Hooper had traveled to the small Republic of Tuva in Russia, on the southern edge of Siberia on the border of Mongolia, to research nomadic herding economics. “I drove in over the mountains and started meeting people pretty quickly,” he recalls.
Within a few days, he was invited to a local barbecue on the outskirts of the capital city of Kyzyl. He and other guests mingled by a yurt, in a high mountain landscape of pine and birch forests. “We ate some really delicious goat, roasted over an open fire,” Hooper says, “and washed it down with araga, the local wine, which is fermented cow’s milk that has been distilled into a clear liquid. Araga is also delicious – it tastes like saki with some parmesan cheese melted into it.”
But the best thing about the party was the entertainment by some of the fellow guests, the Alash throat singers. “I was awestruck, having just arrived a few days earlier and here I was meeting the country’s super stars,” Hooper says. “The Alash members perform internationally and they are like ambassadors to the outside world because they’ve traveled much more than most Tuvans.”
They played handmade instruments and emitted low, droning voices that vibrated into high-pitched, harmonic whistling. “It’s incredible because each singer can generate two or three harmonizing tones at once,” Hooper says. “When you have three guys who are doing this together, and they are all masters at it, they create a musical landscape that is almost extraterrestrial in terms of the sensation it gives you. There is nothing like sitting on a high mountain peak and getting to hear Tuvan throat singing.”
Tuva, tucked into the mountains, remained relatively isolated during the era of the Soviet Union. “It was a refuge for this form of folk music that developed separately from other musical traditions and has grown into a fine performance art,” Hooper says. “Throat singing is now Tuva’s biggest export, in a way."
Fans of “The Big Bang Theory” may be familiar with Tuvan throat singing since it’s a hobby of Sheldon Cooper. But Sheldon falls far short of the masters of the art, Alash.
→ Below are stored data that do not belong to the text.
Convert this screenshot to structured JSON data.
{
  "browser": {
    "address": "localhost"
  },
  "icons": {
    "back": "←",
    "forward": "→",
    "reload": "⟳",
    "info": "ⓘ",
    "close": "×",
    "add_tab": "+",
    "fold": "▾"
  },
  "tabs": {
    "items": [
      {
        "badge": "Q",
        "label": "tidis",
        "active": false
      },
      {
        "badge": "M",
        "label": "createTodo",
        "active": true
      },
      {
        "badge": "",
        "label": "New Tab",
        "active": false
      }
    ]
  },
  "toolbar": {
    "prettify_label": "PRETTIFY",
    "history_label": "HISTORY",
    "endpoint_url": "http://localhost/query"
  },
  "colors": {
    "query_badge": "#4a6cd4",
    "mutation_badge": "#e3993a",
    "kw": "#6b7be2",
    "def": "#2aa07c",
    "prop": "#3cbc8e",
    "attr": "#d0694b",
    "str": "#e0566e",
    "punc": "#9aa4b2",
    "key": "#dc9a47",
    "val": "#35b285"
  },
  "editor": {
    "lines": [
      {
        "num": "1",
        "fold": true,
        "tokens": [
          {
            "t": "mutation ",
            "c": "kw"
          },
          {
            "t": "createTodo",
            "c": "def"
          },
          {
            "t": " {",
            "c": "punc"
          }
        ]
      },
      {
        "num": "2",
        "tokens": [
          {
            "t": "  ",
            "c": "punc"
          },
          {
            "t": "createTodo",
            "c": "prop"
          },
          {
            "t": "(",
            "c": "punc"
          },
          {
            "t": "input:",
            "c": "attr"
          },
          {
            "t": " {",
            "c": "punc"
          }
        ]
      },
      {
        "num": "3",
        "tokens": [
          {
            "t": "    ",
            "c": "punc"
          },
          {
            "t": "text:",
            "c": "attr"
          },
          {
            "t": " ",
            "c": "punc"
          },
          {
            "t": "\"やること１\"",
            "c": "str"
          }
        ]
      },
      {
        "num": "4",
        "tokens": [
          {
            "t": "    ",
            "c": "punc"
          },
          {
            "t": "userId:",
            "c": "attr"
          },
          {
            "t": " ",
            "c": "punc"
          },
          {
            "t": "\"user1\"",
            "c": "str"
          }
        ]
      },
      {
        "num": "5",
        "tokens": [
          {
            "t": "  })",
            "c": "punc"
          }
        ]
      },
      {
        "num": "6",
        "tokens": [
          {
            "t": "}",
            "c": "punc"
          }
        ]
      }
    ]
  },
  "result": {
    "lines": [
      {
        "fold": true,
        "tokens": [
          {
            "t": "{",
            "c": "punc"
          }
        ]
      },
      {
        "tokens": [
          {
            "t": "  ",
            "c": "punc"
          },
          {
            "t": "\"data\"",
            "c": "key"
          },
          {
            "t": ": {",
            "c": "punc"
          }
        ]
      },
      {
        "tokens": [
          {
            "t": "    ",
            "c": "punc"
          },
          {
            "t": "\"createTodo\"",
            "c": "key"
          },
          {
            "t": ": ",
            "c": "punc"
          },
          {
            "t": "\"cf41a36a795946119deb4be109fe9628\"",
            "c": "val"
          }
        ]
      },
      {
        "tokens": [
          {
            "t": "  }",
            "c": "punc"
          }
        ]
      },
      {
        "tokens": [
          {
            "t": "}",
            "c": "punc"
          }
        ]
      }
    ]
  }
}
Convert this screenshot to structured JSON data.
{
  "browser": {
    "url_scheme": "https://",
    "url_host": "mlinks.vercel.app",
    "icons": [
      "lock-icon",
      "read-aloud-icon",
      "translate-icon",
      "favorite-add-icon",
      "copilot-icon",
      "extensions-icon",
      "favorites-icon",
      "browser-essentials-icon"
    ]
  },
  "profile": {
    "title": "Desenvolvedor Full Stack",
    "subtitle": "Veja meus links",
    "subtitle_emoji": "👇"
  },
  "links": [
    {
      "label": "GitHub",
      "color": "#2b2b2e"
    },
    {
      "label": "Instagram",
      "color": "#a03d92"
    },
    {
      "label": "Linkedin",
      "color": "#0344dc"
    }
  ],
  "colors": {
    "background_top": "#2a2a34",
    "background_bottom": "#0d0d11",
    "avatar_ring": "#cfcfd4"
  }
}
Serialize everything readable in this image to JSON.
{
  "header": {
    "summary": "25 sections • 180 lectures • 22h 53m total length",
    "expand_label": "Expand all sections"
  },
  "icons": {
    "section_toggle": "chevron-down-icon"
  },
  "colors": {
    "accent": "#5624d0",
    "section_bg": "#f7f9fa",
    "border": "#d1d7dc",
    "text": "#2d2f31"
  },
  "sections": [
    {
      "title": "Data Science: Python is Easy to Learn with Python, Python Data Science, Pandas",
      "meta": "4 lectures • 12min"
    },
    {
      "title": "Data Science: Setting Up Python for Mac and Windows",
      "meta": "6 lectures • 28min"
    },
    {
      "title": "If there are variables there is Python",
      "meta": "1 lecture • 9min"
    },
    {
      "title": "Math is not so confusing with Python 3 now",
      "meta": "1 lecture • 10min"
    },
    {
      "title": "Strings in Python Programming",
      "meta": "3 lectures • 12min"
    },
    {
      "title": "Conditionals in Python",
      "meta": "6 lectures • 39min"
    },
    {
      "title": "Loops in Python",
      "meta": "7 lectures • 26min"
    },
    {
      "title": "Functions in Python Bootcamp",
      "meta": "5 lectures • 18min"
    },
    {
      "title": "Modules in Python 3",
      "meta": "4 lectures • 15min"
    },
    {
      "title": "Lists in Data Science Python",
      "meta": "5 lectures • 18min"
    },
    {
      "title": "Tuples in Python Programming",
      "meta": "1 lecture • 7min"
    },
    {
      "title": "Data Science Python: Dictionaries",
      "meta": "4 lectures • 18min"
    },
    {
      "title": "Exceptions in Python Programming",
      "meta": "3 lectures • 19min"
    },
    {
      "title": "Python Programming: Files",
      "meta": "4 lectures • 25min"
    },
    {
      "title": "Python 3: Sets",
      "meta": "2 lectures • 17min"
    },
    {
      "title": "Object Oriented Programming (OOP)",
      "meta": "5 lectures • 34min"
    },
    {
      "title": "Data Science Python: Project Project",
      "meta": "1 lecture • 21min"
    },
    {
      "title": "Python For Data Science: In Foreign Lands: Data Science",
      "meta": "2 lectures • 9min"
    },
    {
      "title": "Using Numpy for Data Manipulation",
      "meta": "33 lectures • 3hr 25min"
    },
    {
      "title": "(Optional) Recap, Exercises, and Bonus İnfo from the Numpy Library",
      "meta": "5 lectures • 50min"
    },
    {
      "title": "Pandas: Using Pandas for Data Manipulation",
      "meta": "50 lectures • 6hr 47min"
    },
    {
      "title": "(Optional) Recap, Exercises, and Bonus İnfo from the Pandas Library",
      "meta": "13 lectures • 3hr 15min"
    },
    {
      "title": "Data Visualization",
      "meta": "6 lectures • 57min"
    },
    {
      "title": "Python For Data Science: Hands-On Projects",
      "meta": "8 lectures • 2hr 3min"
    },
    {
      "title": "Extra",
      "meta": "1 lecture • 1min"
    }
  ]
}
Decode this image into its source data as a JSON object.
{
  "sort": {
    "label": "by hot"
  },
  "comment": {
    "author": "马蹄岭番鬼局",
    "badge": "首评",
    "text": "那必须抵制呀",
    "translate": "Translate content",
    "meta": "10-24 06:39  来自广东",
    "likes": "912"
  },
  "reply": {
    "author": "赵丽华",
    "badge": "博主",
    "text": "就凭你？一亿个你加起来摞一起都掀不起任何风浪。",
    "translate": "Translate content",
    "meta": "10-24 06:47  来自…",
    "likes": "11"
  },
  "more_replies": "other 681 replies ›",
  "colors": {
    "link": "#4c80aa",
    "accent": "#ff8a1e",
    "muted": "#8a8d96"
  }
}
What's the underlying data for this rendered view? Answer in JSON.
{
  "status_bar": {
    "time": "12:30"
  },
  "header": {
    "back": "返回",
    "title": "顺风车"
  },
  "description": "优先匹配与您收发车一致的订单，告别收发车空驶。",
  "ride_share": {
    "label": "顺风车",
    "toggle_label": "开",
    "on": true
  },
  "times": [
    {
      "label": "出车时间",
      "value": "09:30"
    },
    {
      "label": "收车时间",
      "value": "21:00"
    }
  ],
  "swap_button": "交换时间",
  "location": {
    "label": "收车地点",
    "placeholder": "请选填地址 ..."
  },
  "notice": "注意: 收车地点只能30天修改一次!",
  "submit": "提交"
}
Hooper hosted Alash for an Emory concert once before, during their 2014 U.S. tour, so Friday will be a return performance, and a reunion of friends.
“They’re wonderful guys, incredibly hospitable,” Hooper says of the trio. “They’ve each invited me to stay with their families in yurts in the countryside. I went to Tuva to learn about nomadic herding, but throat singing is such a beautiful, unique tradition, and Alash is so welcoming, that I couldn’t help but get wrapped up in the musical side of the country as well.”